End Israel’s system of economic apartheid in Palestine


Often overlooked, Israel's intentional system of economically fragmenting and dispossessing Palestinians is an essential part of its plan to ethnically cleanse the land and deny Palestinian liberation.

File Photo: A Palestinian woman walks past a Western Union office in Gaza City in 2011.

writes in Mondoweiss

When the International Court of Justice ruled on July 19 that Israel’s policies and practices in the Occupied Palestinian Territories were unlawful, “tantamount to the crime of apartheid” according to the president of the Court, it was a vindication for Palestinians, their allies, and human rights organizations who have been saying the same for decades. For 75 years, Israel’s theft of Palestinian land, its illegal settlement enterprise, and the systemic discrimination against Palestinian citizens of Israel have all contributed to the more extensive apartheid system. Still, they do not constitute Israel’s entire plan to ethnically cleanse the land and deny any form of Palestinian liberation. Too often, the intentional system that economically fragments and dispossesses Palestinians is overlooked.

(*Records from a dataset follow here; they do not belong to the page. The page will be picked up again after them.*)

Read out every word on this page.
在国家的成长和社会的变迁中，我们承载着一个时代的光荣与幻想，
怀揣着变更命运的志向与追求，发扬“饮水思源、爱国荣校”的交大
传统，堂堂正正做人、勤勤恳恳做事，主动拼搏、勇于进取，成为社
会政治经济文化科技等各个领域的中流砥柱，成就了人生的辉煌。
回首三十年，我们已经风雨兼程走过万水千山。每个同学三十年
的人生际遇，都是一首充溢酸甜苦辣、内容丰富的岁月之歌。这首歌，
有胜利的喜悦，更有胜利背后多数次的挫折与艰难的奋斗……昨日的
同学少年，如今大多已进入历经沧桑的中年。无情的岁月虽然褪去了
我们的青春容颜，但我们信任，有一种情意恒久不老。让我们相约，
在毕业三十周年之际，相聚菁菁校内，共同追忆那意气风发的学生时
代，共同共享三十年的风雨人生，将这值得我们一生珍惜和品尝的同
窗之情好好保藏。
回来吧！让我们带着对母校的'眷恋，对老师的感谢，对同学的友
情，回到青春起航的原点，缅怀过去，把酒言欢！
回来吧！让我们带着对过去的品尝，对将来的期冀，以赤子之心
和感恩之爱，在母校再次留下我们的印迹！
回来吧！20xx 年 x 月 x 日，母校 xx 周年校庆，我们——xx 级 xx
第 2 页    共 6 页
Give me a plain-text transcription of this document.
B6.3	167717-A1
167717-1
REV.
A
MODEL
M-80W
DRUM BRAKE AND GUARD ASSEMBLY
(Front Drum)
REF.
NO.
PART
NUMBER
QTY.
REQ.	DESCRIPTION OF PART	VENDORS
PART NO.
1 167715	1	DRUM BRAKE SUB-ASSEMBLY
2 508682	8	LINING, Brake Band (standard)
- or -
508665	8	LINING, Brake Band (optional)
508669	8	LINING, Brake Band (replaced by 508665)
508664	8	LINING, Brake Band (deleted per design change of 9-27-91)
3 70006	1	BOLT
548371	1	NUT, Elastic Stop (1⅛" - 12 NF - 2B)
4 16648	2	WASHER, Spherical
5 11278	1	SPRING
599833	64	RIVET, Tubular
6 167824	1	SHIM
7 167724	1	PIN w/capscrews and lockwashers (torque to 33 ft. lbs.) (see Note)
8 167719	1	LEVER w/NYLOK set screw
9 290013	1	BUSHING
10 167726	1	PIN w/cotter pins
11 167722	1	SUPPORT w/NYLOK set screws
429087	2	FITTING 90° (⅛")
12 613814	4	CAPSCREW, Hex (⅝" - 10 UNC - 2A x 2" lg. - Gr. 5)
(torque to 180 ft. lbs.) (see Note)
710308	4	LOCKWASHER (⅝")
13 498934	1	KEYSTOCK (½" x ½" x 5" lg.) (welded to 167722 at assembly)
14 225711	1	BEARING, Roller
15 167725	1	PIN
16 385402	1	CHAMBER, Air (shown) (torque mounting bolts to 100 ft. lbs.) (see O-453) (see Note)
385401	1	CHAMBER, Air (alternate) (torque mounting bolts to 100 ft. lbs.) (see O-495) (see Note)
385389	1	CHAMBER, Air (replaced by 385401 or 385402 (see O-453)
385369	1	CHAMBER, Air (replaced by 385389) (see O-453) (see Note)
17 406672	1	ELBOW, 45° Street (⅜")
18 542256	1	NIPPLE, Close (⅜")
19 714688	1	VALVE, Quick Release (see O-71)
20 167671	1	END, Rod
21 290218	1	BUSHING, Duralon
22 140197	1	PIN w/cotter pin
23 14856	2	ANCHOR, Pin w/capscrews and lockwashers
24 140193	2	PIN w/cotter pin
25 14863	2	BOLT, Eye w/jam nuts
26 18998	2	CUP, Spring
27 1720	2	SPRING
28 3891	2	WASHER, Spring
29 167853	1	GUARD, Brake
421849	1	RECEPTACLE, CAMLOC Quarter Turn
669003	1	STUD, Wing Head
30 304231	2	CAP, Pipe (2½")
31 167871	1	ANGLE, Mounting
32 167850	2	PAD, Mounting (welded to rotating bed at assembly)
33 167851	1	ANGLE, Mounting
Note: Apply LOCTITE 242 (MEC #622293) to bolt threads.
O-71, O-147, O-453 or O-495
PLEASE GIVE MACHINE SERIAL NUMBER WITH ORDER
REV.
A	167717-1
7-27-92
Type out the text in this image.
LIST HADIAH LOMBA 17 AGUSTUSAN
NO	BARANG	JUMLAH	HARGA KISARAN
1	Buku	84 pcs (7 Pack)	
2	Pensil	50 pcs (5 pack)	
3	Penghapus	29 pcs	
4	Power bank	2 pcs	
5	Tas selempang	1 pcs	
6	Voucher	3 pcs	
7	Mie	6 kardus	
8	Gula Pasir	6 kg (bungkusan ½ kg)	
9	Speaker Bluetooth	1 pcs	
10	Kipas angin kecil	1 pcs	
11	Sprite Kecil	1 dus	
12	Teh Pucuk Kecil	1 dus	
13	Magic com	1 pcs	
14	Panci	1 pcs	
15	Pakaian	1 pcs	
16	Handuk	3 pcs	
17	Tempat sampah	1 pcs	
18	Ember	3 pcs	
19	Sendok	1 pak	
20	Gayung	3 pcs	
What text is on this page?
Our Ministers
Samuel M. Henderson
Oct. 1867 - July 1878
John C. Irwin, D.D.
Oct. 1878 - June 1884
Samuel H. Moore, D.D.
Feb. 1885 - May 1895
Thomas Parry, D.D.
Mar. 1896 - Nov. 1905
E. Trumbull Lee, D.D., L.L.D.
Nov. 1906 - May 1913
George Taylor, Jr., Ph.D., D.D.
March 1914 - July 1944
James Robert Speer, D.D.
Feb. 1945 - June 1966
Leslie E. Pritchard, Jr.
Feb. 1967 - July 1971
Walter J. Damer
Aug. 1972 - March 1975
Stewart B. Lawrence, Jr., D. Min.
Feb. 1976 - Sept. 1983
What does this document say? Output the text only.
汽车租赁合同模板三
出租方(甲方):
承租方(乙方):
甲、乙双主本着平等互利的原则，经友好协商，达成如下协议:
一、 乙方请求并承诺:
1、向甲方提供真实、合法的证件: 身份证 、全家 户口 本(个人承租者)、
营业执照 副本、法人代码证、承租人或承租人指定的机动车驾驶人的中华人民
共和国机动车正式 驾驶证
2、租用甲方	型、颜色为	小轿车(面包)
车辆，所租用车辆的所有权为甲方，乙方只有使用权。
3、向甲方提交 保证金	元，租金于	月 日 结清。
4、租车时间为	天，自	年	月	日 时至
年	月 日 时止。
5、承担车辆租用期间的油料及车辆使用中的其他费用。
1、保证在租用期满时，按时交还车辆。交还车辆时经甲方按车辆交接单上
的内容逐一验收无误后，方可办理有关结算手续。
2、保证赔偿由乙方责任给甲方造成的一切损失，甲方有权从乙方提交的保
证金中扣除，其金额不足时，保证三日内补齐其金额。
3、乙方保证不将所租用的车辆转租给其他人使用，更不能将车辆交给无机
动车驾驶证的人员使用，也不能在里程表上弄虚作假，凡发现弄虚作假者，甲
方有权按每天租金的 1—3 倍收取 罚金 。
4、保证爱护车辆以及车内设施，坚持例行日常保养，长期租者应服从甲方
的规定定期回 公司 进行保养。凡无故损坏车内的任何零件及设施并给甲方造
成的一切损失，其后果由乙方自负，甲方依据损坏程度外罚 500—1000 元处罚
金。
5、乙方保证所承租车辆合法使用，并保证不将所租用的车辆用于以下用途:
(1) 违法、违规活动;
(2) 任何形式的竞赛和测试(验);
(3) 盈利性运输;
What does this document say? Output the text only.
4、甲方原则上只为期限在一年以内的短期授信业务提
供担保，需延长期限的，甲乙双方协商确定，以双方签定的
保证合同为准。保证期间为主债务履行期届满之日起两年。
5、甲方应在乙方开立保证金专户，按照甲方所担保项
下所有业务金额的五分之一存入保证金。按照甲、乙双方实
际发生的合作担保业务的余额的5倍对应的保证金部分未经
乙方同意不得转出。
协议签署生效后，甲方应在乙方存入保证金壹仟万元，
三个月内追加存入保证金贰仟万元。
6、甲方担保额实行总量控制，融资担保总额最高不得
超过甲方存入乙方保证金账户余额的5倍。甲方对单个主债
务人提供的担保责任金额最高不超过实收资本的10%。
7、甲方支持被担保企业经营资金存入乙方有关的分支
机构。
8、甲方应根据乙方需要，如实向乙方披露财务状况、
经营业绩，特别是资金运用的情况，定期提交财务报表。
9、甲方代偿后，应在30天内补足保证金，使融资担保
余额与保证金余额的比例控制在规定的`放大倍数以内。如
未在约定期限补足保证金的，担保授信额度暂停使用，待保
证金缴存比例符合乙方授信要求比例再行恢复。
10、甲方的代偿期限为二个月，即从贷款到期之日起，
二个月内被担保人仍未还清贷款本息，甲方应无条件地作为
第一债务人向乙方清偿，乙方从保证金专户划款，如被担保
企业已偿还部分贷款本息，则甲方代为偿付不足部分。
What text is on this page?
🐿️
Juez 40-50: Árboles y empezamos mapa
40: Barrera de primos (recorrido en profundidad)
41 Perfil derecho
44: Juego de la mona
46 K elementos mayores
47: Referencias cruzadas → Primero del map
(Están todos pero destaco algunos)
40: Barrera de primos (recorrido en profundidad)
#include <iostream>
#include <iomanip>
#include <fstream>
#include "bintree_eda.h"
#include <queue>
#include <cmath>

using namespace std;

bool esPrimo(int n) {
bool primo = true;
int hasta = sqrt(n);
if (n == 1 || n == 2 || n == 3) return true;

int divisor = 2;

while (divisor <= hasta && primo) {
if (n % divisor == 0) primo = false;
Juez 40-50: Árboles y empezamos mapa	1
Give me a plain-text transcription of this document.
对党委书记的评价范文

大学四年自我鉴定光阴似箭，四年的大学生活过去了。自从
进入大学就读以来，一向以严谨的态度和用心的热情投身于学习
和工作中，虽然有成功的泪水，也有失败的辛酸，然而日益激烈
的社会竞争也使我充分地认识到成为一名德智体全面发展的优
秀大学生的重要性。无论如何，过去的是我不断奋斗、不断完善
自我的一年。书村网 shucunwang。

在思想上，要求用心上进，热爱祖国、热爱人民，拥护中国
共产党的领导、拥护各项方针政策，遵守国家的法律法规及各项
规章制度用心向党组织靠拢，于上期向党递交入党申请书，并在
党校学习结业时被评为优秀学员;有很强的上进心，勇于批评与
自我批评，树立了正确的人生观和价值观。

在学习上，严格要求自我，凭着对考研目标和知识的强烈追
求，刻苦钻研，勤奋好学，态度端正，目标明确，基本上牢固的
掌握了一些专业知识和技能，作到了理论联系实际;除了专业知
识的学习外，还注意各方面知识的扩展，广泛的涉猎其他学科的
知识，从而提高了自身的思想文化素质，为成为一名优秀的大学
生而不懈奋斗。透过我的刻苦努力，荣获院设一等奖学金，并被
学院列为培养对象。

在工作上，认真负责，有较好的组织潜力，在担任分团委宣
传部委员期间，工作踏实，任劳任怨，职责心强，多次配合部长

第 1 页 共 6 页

This system imposes economic restrictions on Palestinians, marginalizing them and strippingaway their economic agency while inhibiting their ability to receive aid, participate in the global economy, and access financial services. It manifests through the manufactured necessity of aid, legal frameworks that criminalize direct and mutual aid, and obstructive, discriminatory policies from private and governmental entities. When placed in this context, there is one clear way to describe this system of financial exclusion and institutional sabotage – financial apartheid.

It is nearly impossible for development and rehabilitation to occur against the backdrop of sustained, engineered political and economic destabilization; a fact which precedes October 7 but has stood out in stark relief since. By refusing to provide Palestinians the support required from occupying powers under international humanitarian law and actively obstructing any means to support themselves, the Israeli state has de facto required international actors to fulfill the needs of Palestinians living under occupation. The current crisis in Gaza is not the source of this engineered reliance, and any claim that it is belies Israel’s 17 year Israeli siege and blockade of Gaza (itself a form of economic warfare against Palestinians) which devastated the Strip’s economy. Rather, it has exacerbated this manufactured necessity and underscored how it contributes to the economic marginalization of Palestinians.